Ayer, aunque con el recelo en el cuerpo, casi 20 millones de kenianos formaron largas colas desde primera hora de la madrugada frente a los colegios electorales para decidir quién será su futuro presidente. En la mente de todos está la violencia postelectoral del 2007, que dejó más de 1.200 muertos, cientos de violaciones y más de 600.000 personas desplazadas. La esperanza es que la tranquilidad de la jornada electoral de ayer, que se cerró sin incidentes de gravedad, sea el reflejo de la paz de los próximos días.

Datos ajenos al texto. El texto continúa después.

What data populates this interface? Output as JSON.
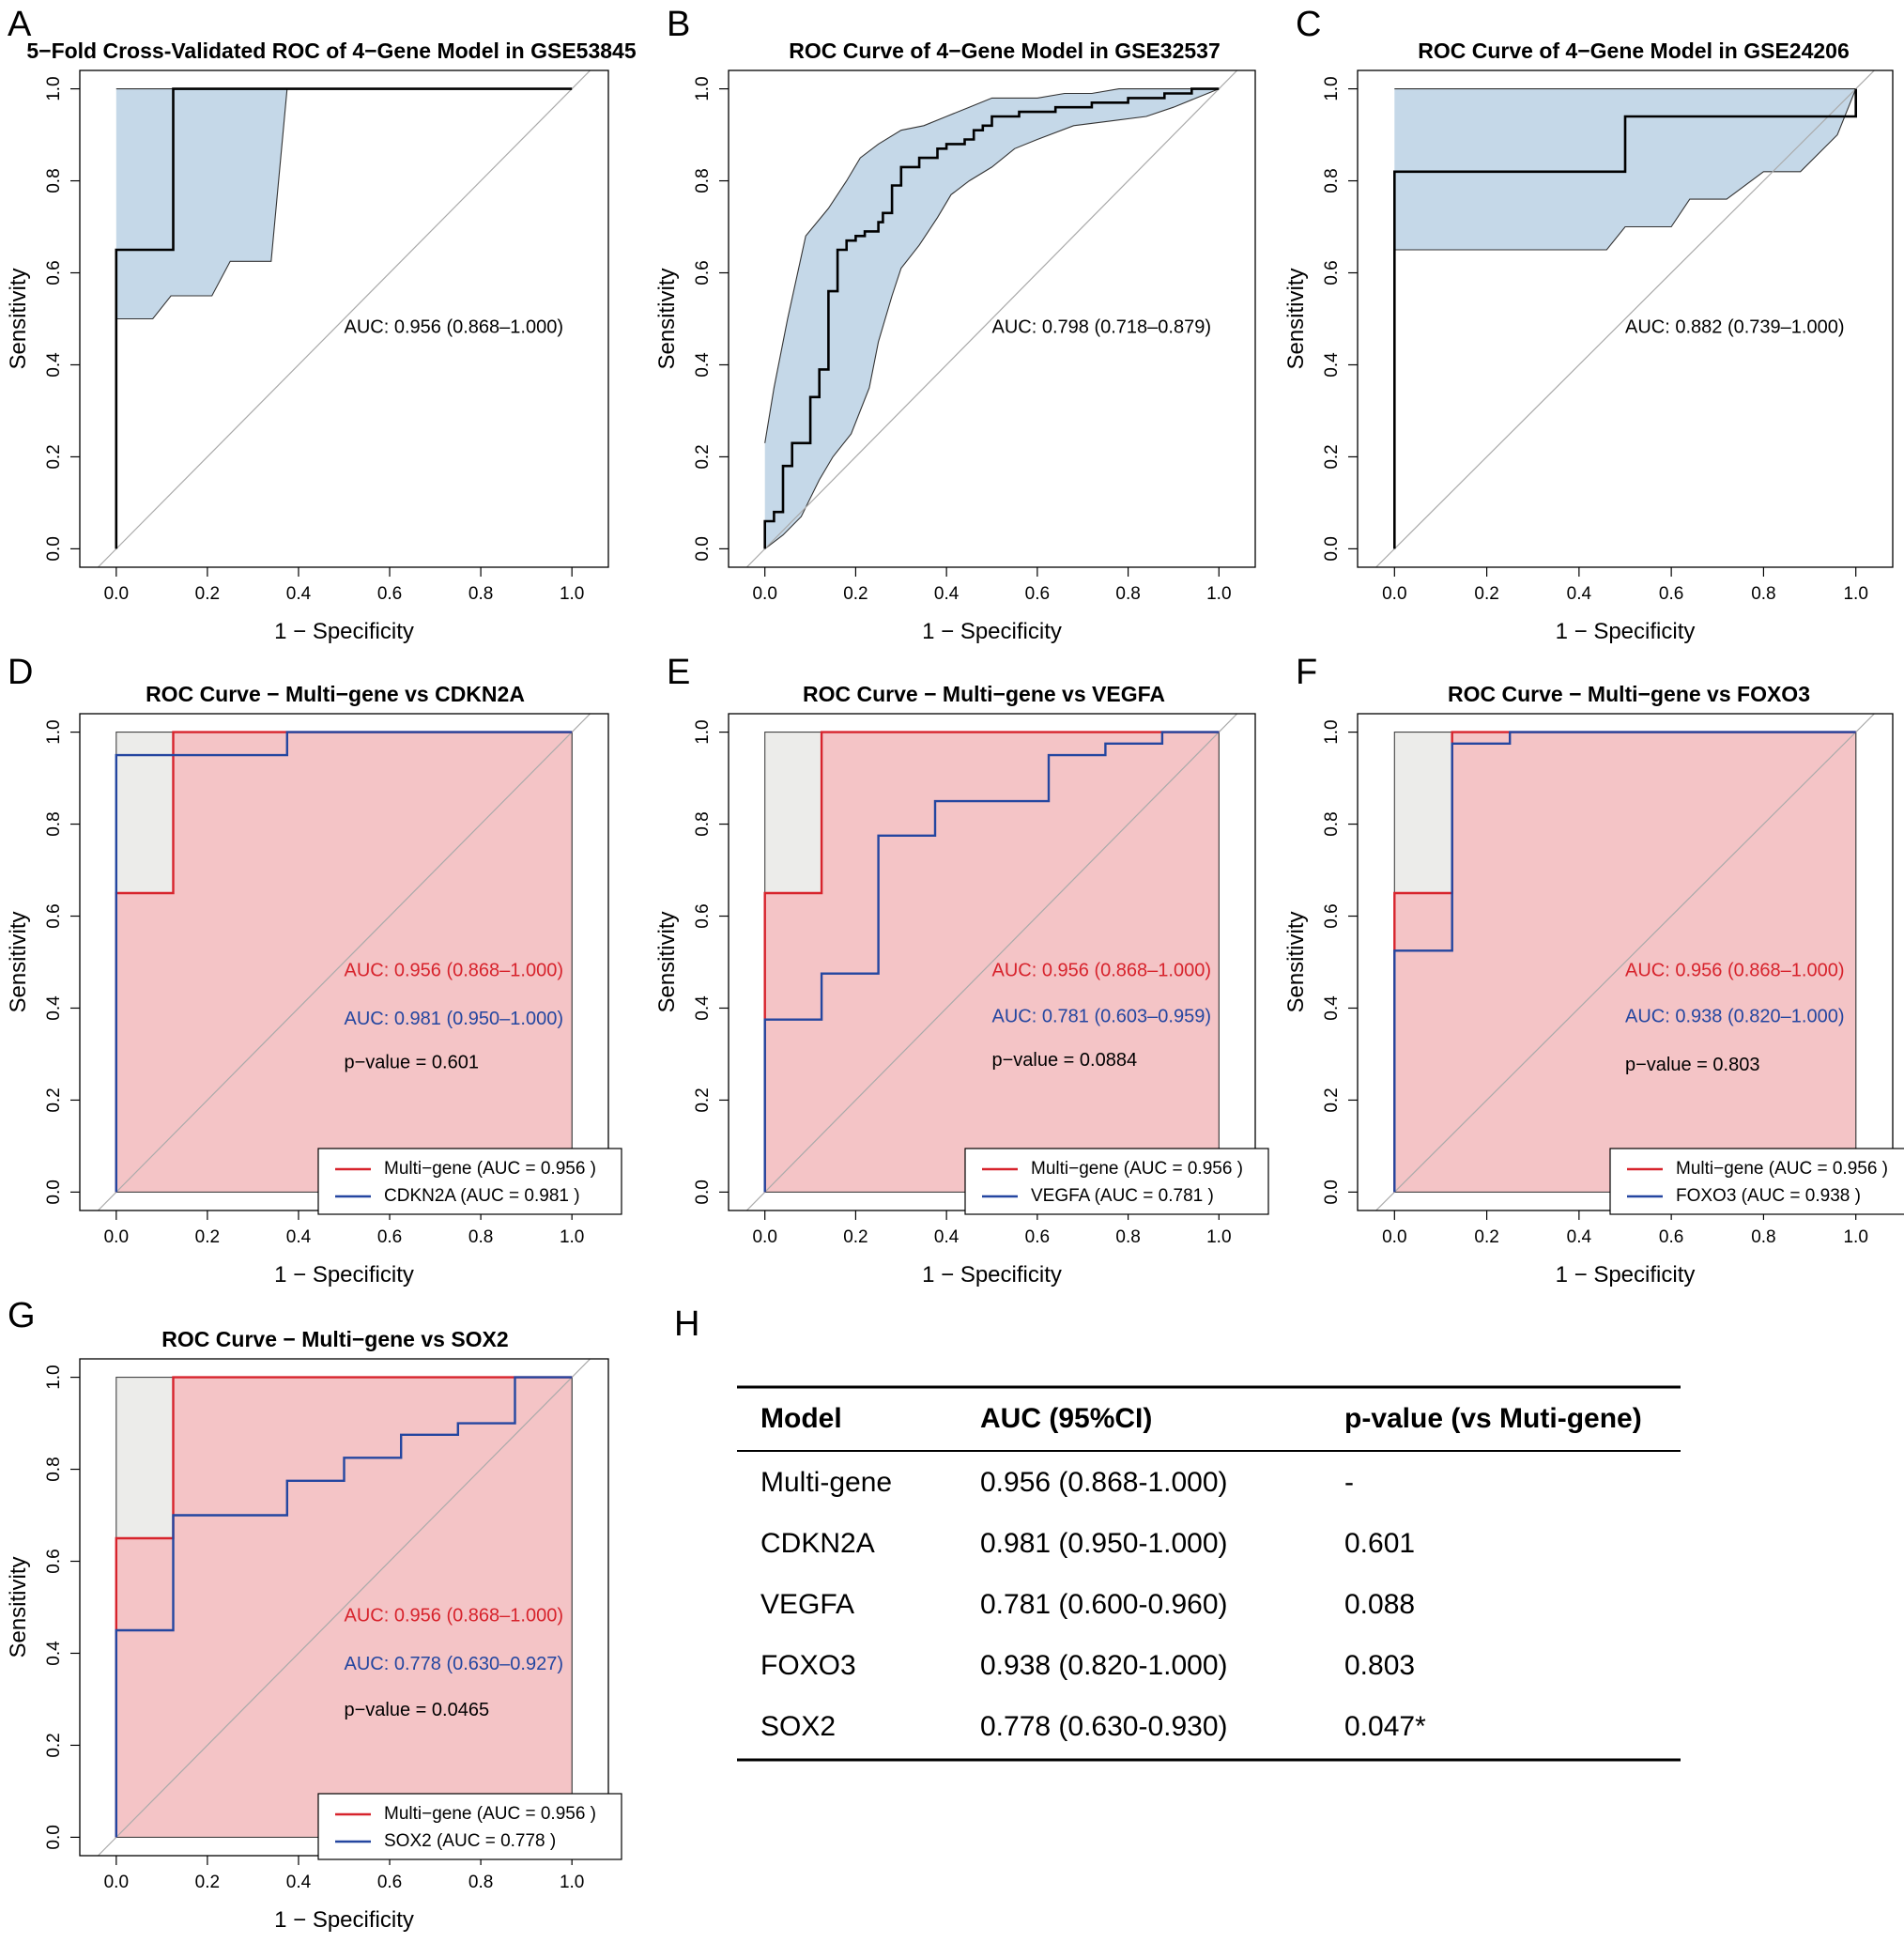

Desde el otro lado del teléfono, ayer Biar tenía claro que aún no era momento de respirar aliviado: “La atmósfera ha sido tranquila, pero tenemos que esperar al anuncio de los resultados, ese es el problema”. La ausencia de violencia en Kenia dependerá de la reacción del ganador y, sobre todo, del perdedor: según las encuestas, la carrera presidencial –de hasta ocho candidatos– se presenta muy reñida entre el actual presi- dente, Uhuru Kenyatta, de etnia kikuyu, y su principal rival, Raila Odinga, de etnia lúo.
Por ahora, las palabras son una mano tendida. Tras depositar su voto en la urna, ambos favoritos llamaron a la calma. Kenyatta, quien votó en un suburbio del norte de Nairobi, la capital del país, urgió a todos los aspirantes a aceptar los resultados para que Kenia pueda “avanzar como una sola nación”. El político de 55 años, hijo del primer presidente de Kenia, pidió a sus competidores que “en el caso de que pierdan, deben aceptar el deseo del pueblo. Yo mismo estoy dispuesto a aceptar la decisión de mi gente”.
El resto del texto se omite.